In that first year, Sanders entered any number of debates thinking he knew who the enemy was. Then he found himself in league with that enemy.

“It was an education,” Bouricius said, “because Bernie had never had personal conversations with millionaires before.”

Sanders and the Republicans joined forces to oppose increases in property taxes. When Sanders, an avid baseball fan, brought a minor league team to Burlington, the Republicans couldn’t complain, just as when he recruited People Express airline to fly a Burlington-Newark route, with $19 fares, leading to a boom at the city’s airport.

Over time, Sanders persuaded business leaders to work with him.

“He got that you had to take care of the potholes,” Robins said. “He had an agenda, the left equity agenda, but not at the cost of wrecking the city financially.”

“The correct label for Bernie Sanders,” concluded political scientist W.J. Conroy, author of “Bernie Sanders and the Boundaries of Reform,” “may be pragmatic socialist.”

‘Sellout’ or ‘starry-eyed dreamer’?

Sanders gained more leverage after leftists won council seats in 1982. He could finally push his own agenda, a local version of socialism in which the city provided free concerts, subsidized day care and altered zoning rules to require that units be set aside for low-income families.

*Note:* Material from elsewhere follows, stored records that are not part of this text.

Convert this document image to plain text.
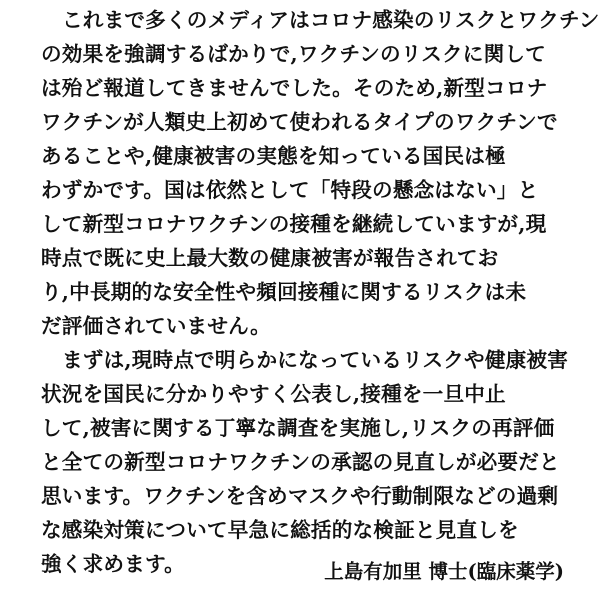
これまで多くのメディアはコロナ感染のリスクとワクチン
の効果を強調するばかりで,ワクチンのリスクに関して
は殆ど報道してきませんでした。そのため,新型コロナ
ワクチンが人類史上初めて使われるタイプのワクチンで
あることや,健康被害の実態を知っている国民は極
わずかです。国は依然として「特段の懸念はない」と
して新型コロナワクチンの接種を継続していますが,現
時点で既に史上最大数の健康被害が報告されてお
り,中長期的な安全性や頻回接種に関するリスクは未
だ評価されていません。
まずは,現時点で明らかになっているリスクや健康被害
状況を国民に分かりやすく公表し,接種を一旦中止
して,被害に関する丁寧な調査を実施し,リスクの再評価
と全ての新型コロナワクチンの承認の見直しが必要だと
思います。ワクチンを含めマスクや行動制限などの過剰
な感染対策について早急に総括的な検証と見直しを
強く求めます。	上島有加里 博士(臨床薬学)
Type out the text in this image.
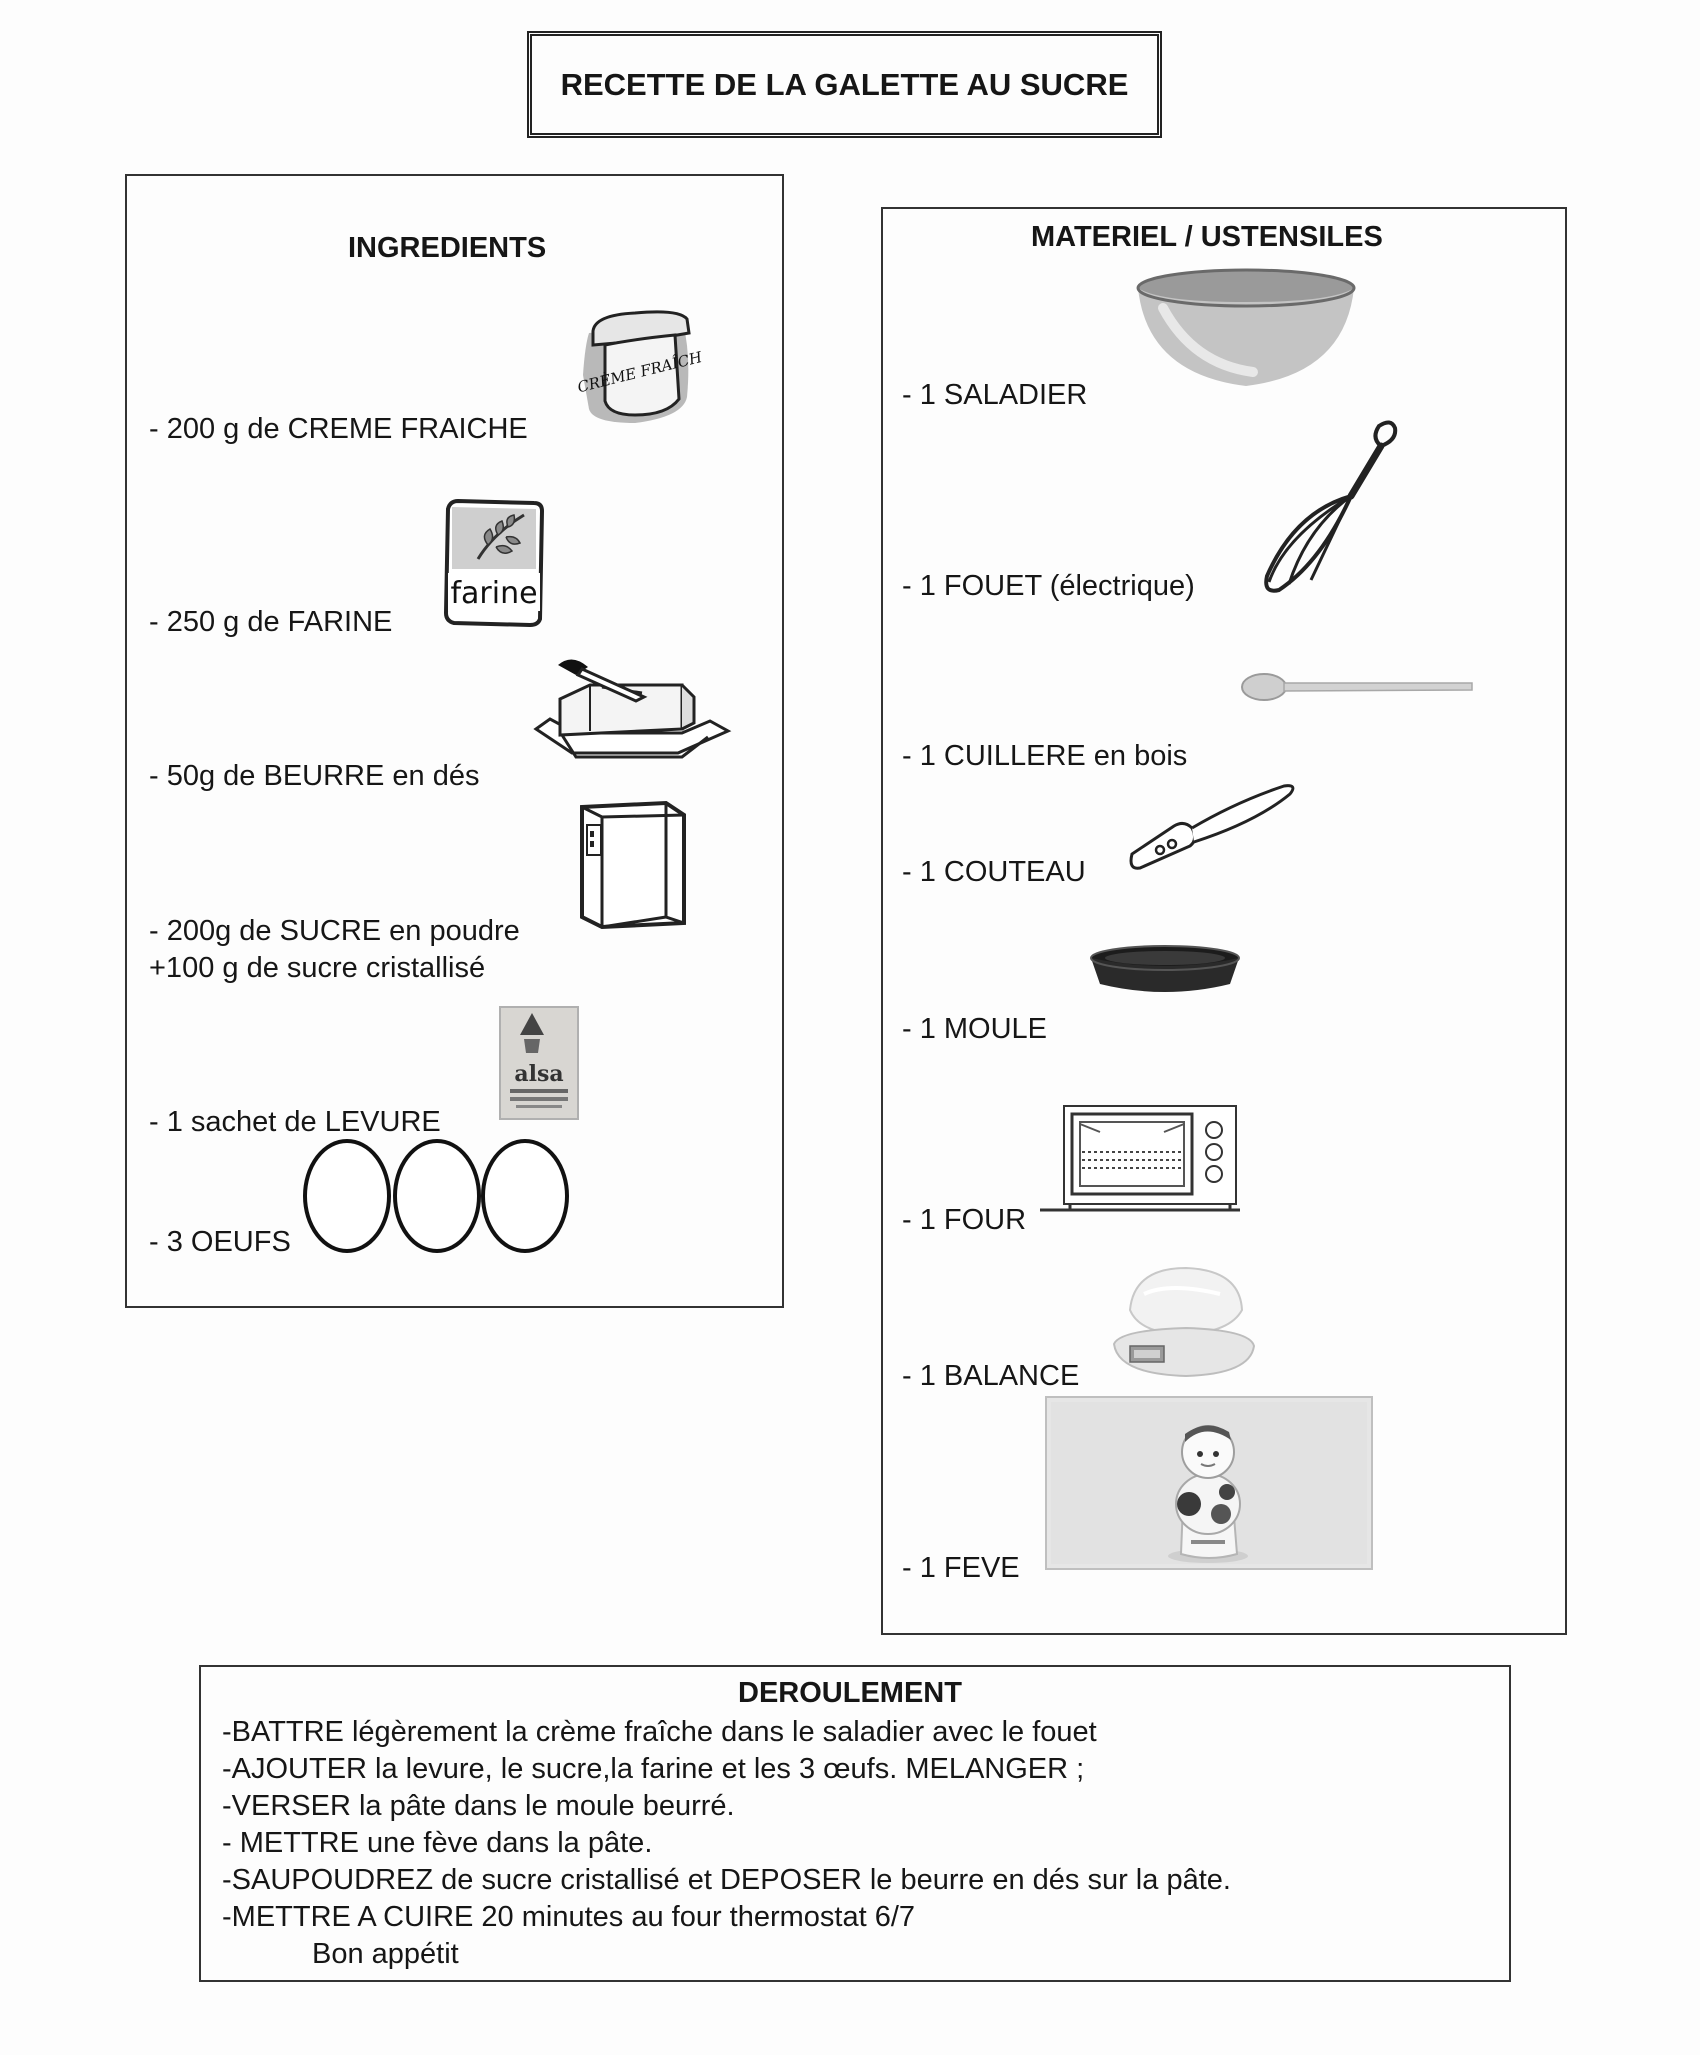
RECETTE DE LA GALETTE AU SUCRE
INGREDIENTS
- 200 g de CREME FRAICHE
- 250 g de FARINE
- 50g de BEURRE en dés
- 200g de SUCRE en poudre
+100 g de sucre cristallisé
- 1 sachet de LEVURE
- 3 OEUFS
CRÈME FRAÎCH
farine
alsa
MATERIEL / USTENSILES
- 1 SALADIER
- 1 FOUET (électrique)
- 1 CUILLERE en bois
- 1 COUTEAU
- 1 MOULE
- 1 FOUR
- 1 BALANCE
- 1 FEVE
DEROULEMENT
-BATTRE légèrement la crème fraîche dans le saladier avec le fouet
-AJOUTER la levure, le sucre,la farine et les 3 œufs. MELANGER ;
-VERSER la pâte dans le moule beurré.
- METTRE une fève dans la pâte.
-SAUPOUDREZ de sucre cristallisé et DEPOSER le beurre en dés sur la pâte.
-METTRE A CUIRE 20 minutes au four thermostat 6/7
Bon appétit
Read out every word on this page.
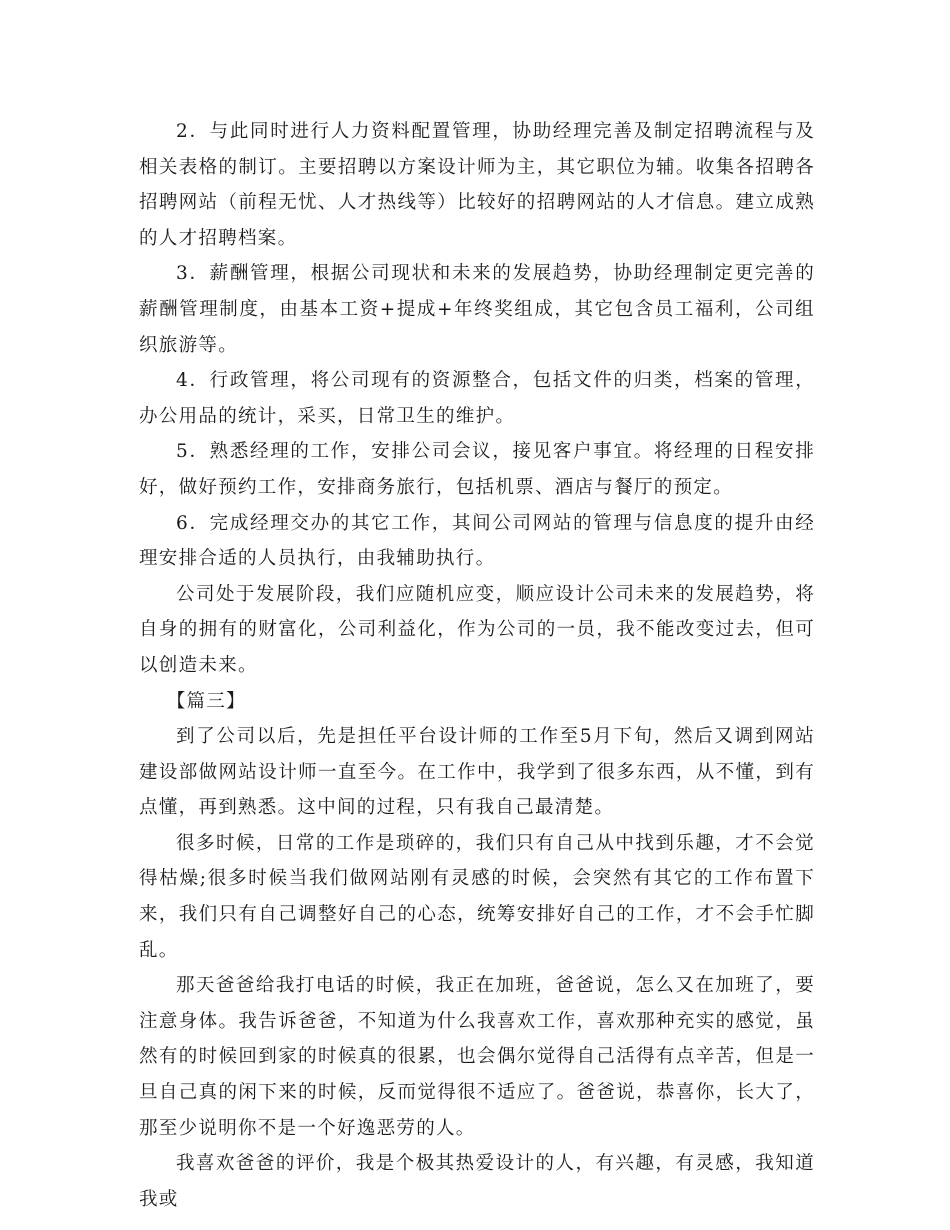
2．与此同时进行人力资料配置管理，协助经理完善及制定招聘流程与及相关表格的制订。主要招聘以方案设计师为主，其它职位为辅。收集各招聘各招聘网站（前程无忧、人才热线等）比较好的招聘网站的人才信息。建立成熟的人才招聘档案。

3．薪酬管理，根据公司现状和未来的发展趋势，协助经理制定更完善的薪酬管理制度，由基本工资+提成+年终奖组成，其它包含员工福利，公司组织旅游等。

4．行政管理，将公司现有的资源整合，包括文件的归类，档案的管理，办公用品的统计，采买，日常卫生的维护。

5．熟悉经理的工作，安排公司会议，接见客户事宜。将经理的日程安排好，做好预约工作，安排商务旅行，包括机票、酒店与餐厅的预定。

6．完成经理交办的其它工作，其间公司网站的管理与信息度的提升由经理安排合适的人员执行，由我辅助执行。

公司处于发展阶段，我们应随机应变，顺应设计公司未来的发展趋势，将自身的拥有的财富化，公司利益化，作为公司的一员，我不能改变过去，但可以创造未来。

【篇三】

到了公司以后，先是担任平台设计师的工作至5月下旬，然后又调到网站建设部做网站设计师一直至今。在工作中，我学到了很多东西，从不懂，到有点懂，再到熟悉。这中间的过程，只有我自己最清楚。

很多时候，日常的工作是琐碎的，我们只有自己从中找到乐趣，才不会觉得枯燥;很多时候当我们做网站刚有灵感的时候，会突然有其它的工作布置下来，我们只有自己调整好自己的心态，统筹安排好自己的工作，才不会手忙脚乱。

那天爸爸给我打电话的时候，我正在加班，爸爸说，怎么又在加班了，要注意身体。我告诉爸爸，不知道为什么我喜欢工作，喜欢那种充实的感觉，虽然有的时候回到家的时候真的很累，也会偶尔觉得自己活得有点辛苦，但是一旦自己真的闲下来的时候，反而觉得很不适应了。爸爸说，恭喜你，长大了，那至少说明你不是一个好逸恶劳的人。

我喜欢爸爸的评价，我是个极其热爱设计的人，有兴趣，有灵感，我知道我或
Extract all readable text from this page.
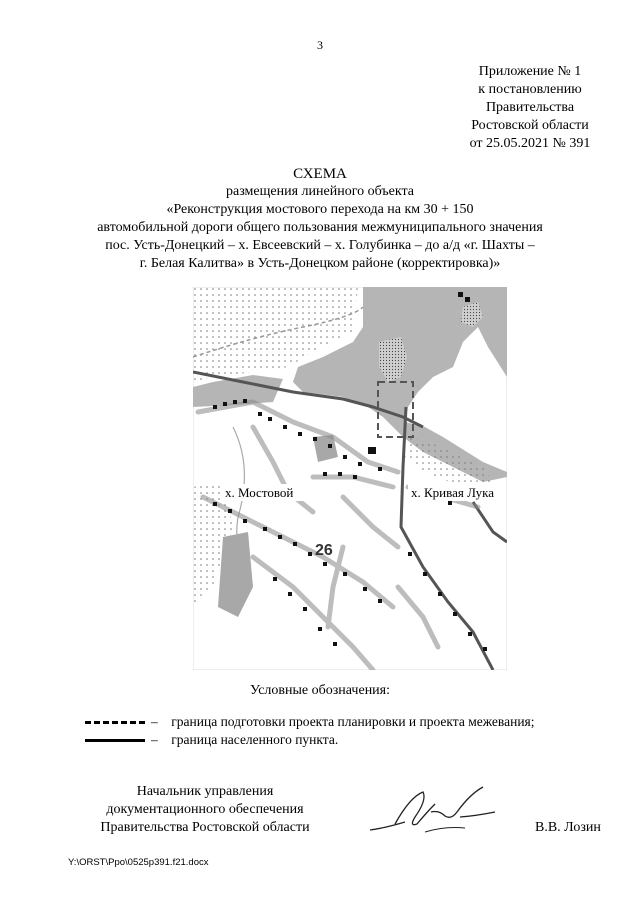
3
Приложение № 1
к постановлению
Правительства
Ростовской области
от 25.05.2021 № 391
СХЕМА
размещения линейного объекта
«Реконструкция мостового перехода на км 30 + 150
автомобильной дороги общего пользования межмуниципального значения
пос. Усть-Донецкий – х. Евсеевский – х. Голубинка – до а/д «г. Шахты –
г. Белая Калитва» в Усть-Донецком районе (корректировка)»
х. Мостовой	х. Кривая Лука
26
Условные обозначения:
– граница подготовки проекта планировки и проекта межевания;
– граница населенного пункта.
Начальник управления
документационного обеспечения
Правительства Ростовской области	В.В. Лозин
Y:\ORST\Ppo\0525p391.f21.docx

But the leftists who had been his base were not necessarily on board with his approach. While he joined them in opposing a waterfront development proposal as a land grab by and for the rich, Sanders then embraced a plan that included a luxury hotel and high-end housing as well as generous park space.

“The more pure-left people said no, all of the land should be open to all,” Bouricius said. “Bernie said we have to make it a wonderful place people can enjoy. Bernie was okay with making it good enough.”

His old philosophical nemesis, Bookchin, said Sanders had “out-Republicaned the Republicans.”

In 1983, tensions with some of his longtime supporters intensified when protesters blocked the entrance to a General Electric plant in the city that made Gatling guns, a type of machine gun built for the military.

The mayor refused to join the protest, arguing that shutting the plant might make protesters feel good but killing union jobs would hurt working people.

When Bookchin accused him of being “a publicity man for GE,” Sanders replied that he was standing up for working people: “Not everybody has the luxury of choosing where they are going to work.”

“He came and supervised the police arresting us,” said Robin Lloyd, a protest organizer. “He was really about the blossoming of Burlington, making it seem fun to be here.”

Sanders had devoted a decade of his life to idealistic but hopeless campaigns. In the 1979 film he made about his socialist hero Debs, actors provide much of the voice-over. But at the end of the film, Sanders takes over the narration to deliver a final quotation from Debs, who ran for president of the United States five times, including once from prison:

“The little that I am, the little that I am hoping to be, I owe to the Socialist movement. It has given me my ideas and ideals, my principles and convictions, and I would not exchange one of them for all of Rockefeller’s bloodstained dollars.”

Sanders would always look like “a starry-eyed dreamer” to many in Burlington, Franco said, even if “the stalwarts on the ultra-left called him a sellout.

“But he proved that you can quote Marx and change a tire.”